Irma Vep (1996) ☆☆☆(3/4): One troubled movie production

Olivier Assayas’ 1996 film “Irma Vep”, which happens to be released in South Korean theaters in this week, baffles me in enjoyable ways. Mainly revolving around one very troubled movie production, its story freely and unpredictably flows from one interesting moment to another, and you may come to accept the avant-garde aspects of its finale once you go along with its free-wheeling storytelling approach.

At the beginning, the movie throws us right into the busy process of one movie production. As the first shooting day of their movie is approaching, everyone in its production team is hurriedly preparing for that, but their director is not available at present, and that makes them more nervous about their upcoming shooting period. After all, lots of things may go wrong at any point, and they are not even so sure about whether they can actually finish their shooting in the end.

When Maggie Cheung, who incidentally plays herself in the film, arrives, she is ready to do as much as possible as the lead actress, but she is as confused as many others around her. Their movie, which is the remake of Louis Feuillade’s classic silent film serial “Les Vampires” (1915–16), does not seem to fit to her that well, but the director, played by Jean-Pierre Léaud, believes that she will bring some fresh modern touches to his movie. Although she still does not understand well what exactly her director wants her to do, Cheung starts to prepare for her role anyway, and we subsequently get a little amusing scene where she tries on a black latex suit for her character.

What follows next is a series of absurd moments as the production team struggles to shoot their film in one way or another. In case of shooting one particular key scene, they have to shoot it again and again without much success, and everyone on the set becomes more frustrated as time goes by. To make matters worse, the director seems to be lost in his own confusion, and, not so surprisingly, he eventually comes to lash out at his crew and cast members after they watch the rough cut of what they shot.

His cast and crew members are understandably not so amused to say the least. They naturally begin to worry whether their production will be soon shut down, but the mood becomes a bit brighter when many of them later have a little evening drinking party of their own. Cheung is also invited to this party, and she has some good time along with others although there is the considerable language barrier between her and others. Both they and she can speak English, but the conversations are mostly French, so she often seems isolated despite the vivacious atmosphere surrounding her.

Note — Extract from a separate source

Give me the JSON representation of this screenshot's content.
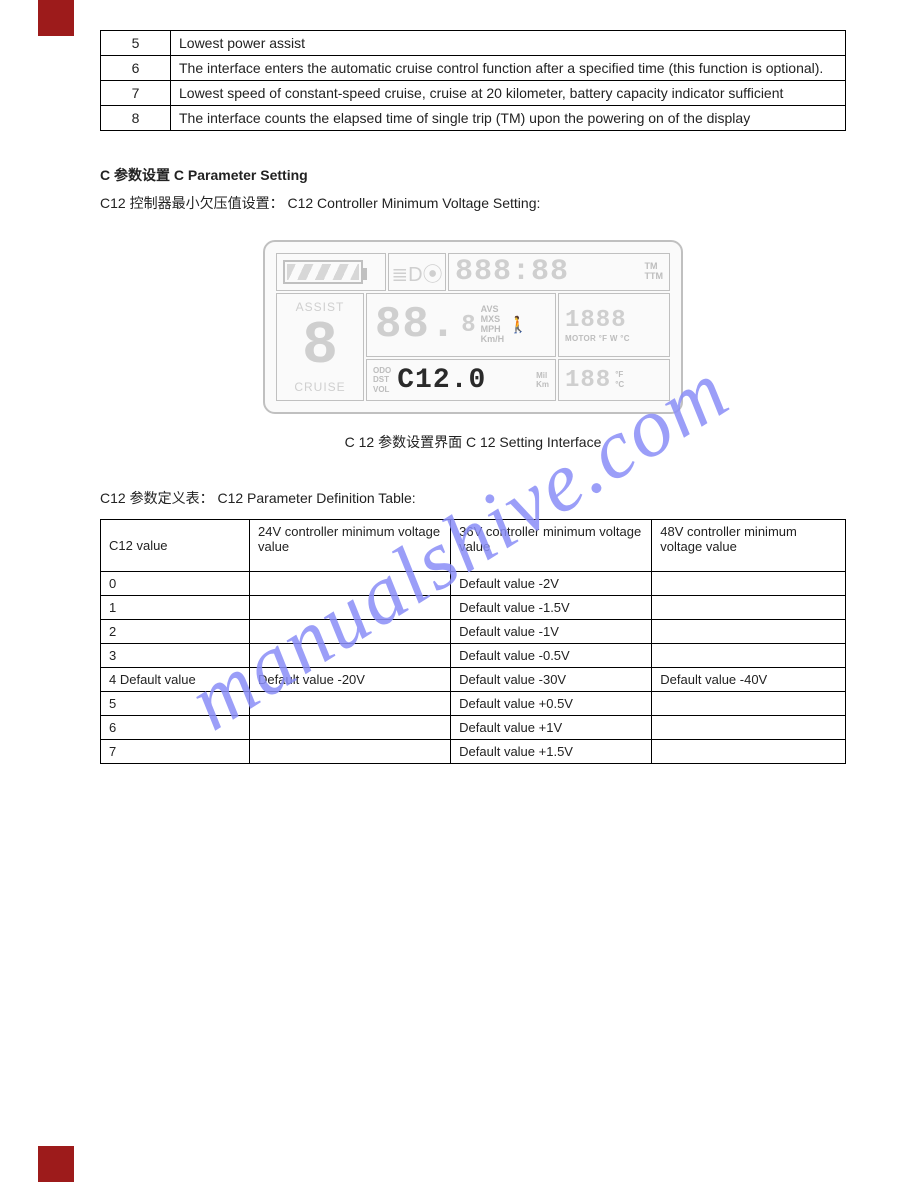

The production takes another downturn as the director comes to have a big nervous breakdown. Without their director, the cast and crew members try to do as much as they can do for themselves, but there eventually comes a point where the production should be halted for a while, and then there comes some other director as a replacement. He is not much of a fan of Cheung, and, despite his reluctance, he already has his own artistic vision for this deeply problematic movie production.

Meanwhile, the movie has some little naughty fun with Cheung. At one point in the movie, she seems to lose herself into her character in private for no apparent reason, and that leads to a weird but amusing scene where she wears that black latex suit and then attempts a little heist of her own in a hotel she is staying. In addition, the movie also has her interviewed by a rather rude French journalist, and we get some laughs as she tries to respond to the journalist’s insensitive questions as politely as possible.

The movie eventually arrives at the finale which caught me off guard when I watched the film for the first time in last year. I am still scratching my head on how I should process and interpret what is presented during this daring moment, but it still leaves a striking impression on me at least, and I admire more whatever Assayas attempts to achieve here.

Furthermore, I also appreciate the game efforts from the main cast members of the film. Although she does not wear that black latex suit as much as I hoped, Cheung is interesting to watch thanks to her natural presence, and so are several main cast members around her. While Léaud, who has been always remembered for his frequent collaboration with François Truffaut, embodies well his character’s neurotic sides, Nathalie Richard has several moments to shine as the costume designer who happens to be quite interested in getting closer to Cheung, and I was also delighted by the brief appearances of Alex Descas and Arsinée Khanjian in the film (This is actually not so surprising, considering that Assayas worked on the initial story idea of his film with Claire Denis and Atom Egoyan).

In conclusion, “Irma Vep”, which was incidentally remade into the HBO miniseries by Assayas himself in last year, is an admirable piece of work, but I am not very enthusiastic about it unlike many others because I observed its creative moments from the distance instead of being ecstatic about them. Personally, I prefer Assayas’ subsequent films such as “Clouds of Sils Maria” (2014) and “Personal Shopper” (2016), but “Irma Vep” is still recommendable for its distinctive qualities, and I think you should check it out someday – especially if you are ready for something challenging and interesting.